Nos termos do item 111, da Tabela de Infrações do Anexo V do Contrato, o não atendimento ao relatório emitido pelo Auditor Independente, quando este relatar a permanência de avarias apontadas no laudo de verificação para devolução dos trens da frota cedida pela CPTM, sujeita a Concessionária à penalidade de multa…”

Novamente a resposta deixa a desejar, pois o descrito está no contrato, portanto, nada que já não seja sabido.

Quantos trens já deveriam ter sido devolvidos e qual o valor da multa?

Como já descrito no começo desse artigo, até o momento deveriam ter sido devolvidos 19 trens, correspondendo aos meses de maio a novembro.

Nos dois primeiros meses do cronograma, devem ser devolvidos 2 trens. A partir do terceiro mês, devem ser devolvidos 3 três por vez e assim por diante, até a devolução completa. As devoluções serão (ou seriam) entre o 23º mês até o 34º mês após a assinatura do contrato de concessão. Como fechamos o mês de novembro, estamos no 29º mês de devolução.

Multas por não devolução (Foto: Edital de concessão/Governo do Estado de São Paulo)

No Anexo V do Edital, em seu item 9, consta que a concessionária deve receber multas de R$ 500.000,00 por trem no primeiro mês de atraso, e de R$ 1.000.000,00 do segundo mês em diante. Dentro de nosso entendimento, consideramos os R$ 500 mil para o primeiro mês de atraso na devolução de cada grupo de trens, portanto, fizemos o cálculo em cima disso. Confiram a tabela abaixo:

Tabela com os valores das multas (Foto: Thiago Silva)

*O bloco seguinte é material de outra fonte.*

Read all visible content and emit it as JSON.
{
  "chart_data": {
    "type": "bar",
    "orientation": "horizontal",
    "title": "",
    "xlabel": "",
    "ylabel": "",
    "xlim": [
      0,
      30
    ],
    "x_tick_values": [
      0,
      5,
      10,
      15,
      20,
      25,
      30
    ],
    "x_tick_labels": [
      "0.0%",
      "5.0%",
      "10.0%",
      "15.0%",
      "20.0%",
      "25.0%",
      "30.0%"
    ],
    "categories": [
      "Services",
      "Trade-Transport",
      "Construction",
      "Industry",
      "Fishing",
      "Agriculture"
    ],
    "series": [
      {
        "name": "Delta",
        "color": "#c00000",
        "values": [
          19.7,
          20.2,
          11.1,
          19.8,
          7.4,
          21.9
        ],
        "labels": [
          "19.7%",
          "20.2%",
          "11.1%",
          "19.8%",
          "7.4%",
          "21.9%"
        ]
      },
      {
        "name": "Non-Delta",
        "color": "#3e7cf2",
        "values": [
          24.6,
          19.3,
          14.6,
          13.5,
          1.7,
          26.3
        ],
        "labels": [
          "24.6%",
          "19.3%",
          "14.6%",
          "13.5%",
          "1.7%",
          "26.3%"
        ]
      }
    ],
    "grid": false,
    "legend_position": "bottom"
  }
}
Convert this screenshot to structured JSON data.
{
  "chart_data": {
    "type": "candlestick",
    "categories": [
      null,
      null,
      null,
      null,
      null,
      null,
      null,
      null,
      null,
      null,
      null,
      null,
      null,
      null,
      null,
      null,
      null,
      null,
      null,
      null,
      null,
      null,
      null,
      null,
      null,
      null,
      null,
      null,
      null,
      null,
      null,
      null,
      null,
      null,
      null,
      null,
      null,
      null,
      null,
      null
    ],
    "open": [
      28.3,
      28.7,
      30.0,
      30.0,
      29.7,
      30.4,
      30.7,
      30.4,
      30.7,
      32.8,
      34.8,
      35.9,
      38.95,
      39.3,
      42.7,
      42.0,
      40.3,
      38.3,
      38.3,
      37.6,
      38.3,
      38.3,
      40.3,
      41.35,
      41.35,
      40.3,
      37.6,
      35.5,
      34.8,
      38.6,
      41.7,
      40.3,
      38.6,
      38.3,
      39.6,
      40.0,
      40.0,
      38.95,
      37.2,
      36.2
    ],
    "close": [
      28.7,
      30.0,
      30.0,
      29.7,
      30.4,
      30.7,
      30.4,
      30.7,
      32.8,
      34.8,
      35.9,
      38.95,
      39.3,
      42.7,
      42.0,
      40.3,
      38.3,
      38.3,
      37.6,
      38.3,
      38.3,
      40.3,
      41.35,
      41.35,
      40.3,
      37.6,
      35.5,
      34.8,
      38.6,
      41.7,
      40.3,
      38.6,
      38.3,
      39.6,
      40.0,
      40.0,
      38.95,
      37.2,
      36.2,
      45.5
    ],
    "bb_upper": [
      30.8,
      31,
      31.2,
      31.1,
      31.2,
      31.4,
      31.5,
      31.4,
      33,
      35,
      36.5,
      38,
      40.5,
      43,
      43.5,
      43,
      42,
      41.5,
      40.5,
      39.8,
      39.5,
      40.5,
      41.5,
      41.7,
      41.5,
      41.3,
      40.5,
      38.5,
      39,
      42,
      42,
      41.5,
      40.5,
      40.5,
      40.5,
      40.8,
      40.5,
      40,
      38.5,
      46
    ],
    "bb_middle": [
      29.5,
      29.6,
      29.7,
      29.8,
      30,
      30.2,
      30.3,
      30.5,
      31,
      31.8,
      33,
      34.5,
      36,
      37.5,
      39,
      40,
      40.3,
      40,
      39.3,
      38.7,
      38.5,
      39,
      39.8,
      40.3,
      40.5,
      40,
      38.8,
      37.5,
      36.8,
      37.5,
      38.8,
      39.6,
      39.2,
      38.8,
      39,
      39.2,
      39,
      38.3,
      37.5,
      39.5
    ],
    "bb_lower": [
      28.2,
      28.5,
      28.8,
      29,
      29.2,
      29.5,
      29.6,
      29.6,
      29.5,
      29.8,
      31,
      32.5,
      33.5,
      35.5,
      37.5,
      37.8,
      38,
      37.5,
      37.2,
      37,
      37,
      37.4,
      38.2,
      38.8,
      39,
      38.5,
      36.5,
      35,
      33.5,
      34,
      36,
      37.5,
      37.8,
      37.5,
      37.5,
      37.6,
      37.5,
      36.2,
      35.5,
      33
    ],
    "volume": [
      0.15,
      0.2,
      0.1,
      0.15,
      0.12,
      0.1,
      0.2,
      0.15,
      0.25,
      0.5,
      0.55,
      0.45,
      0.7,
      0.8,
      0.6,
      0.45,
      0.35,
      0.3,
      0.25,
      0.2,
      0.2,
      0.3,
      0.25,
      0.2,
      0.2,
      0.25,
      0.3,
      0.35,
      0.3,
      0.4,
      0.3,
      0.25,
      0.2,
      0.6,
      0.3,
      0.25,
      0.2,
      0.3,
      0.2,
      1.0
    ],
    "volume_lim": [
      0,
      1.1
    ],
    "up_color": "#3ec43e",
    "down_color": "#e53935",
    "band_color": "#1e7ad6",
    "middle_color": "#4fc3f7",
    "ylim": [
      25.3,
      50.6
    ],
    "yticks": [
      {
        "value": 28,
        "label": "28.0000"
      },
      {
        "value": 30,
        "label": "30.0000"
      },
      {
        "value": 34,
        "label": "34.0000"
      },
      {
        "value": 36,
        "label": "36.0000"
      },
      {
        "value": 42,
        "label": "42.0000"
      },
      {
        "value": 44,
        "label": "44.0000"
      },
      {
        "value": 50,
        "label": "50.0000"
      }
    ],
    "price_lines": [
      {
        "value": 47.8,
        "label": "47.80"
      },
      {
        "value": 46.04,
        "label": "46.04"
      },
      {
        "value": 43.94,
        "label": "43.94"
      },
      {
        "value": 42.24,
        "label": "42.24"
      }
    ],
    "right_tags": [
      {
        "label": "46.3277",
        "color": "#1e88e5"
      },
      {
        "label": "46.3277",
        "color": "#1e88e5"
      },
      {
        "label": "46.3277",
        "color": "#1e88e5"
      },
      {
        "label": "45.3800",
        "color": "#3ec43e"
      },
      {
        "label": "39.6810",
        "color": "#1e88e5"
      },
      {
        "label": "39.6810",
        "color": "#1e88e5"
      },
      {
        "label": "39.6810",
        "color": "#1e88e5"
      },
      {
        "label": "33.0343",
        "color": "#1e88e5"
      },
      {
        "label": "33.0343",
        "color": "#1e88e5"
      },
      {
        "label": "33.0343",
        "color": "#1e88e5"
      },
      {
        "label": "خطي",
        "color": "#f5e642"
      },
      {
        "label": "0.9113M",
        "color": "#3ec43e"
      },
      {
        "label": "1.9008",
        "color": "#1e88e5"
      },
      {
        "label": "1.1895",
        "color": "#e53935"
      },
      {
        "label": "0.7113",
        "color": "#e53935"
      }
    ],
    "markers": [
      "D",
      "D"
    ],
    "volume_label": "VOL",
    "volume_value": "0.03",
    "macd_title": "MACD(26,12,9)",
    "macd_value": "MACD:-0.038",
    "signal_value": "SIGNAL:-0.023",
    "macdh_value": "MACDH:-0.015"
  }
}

Como se viu, até o momento, as multas por atraso na devolução dos trens somam cerca de R$ 61,5 milhões. E à medida que os meses vão passando, o valor aumenta, pois ele vai se acumulando.

Além disso, há a possibilidade da aplicação de multas caso a situação do trem devolvido não atenda ao relatório emitido pelo Auditor Independente, quando este apontar a permanência de avarias apontadas no laudo de verificação de devolução. Neste caso o valor da multa é de R$ 80 mil por trem, até que esteja em condições de ser aceito pela CPTM.

Se isso será pago? Duvidamos. A gestão Tarcísio está sendo muito benevolente com relação à ViaMobilidade e demais concessionárias privadas, indo contra tudo aquilo que pregou durante a campanha política. Em todo caso, que fique aqui registrado.

Por outro lado, quando se trata de pagar indenizações por atrasos nas obras ou por queda demanda, o governo reconhece na hora.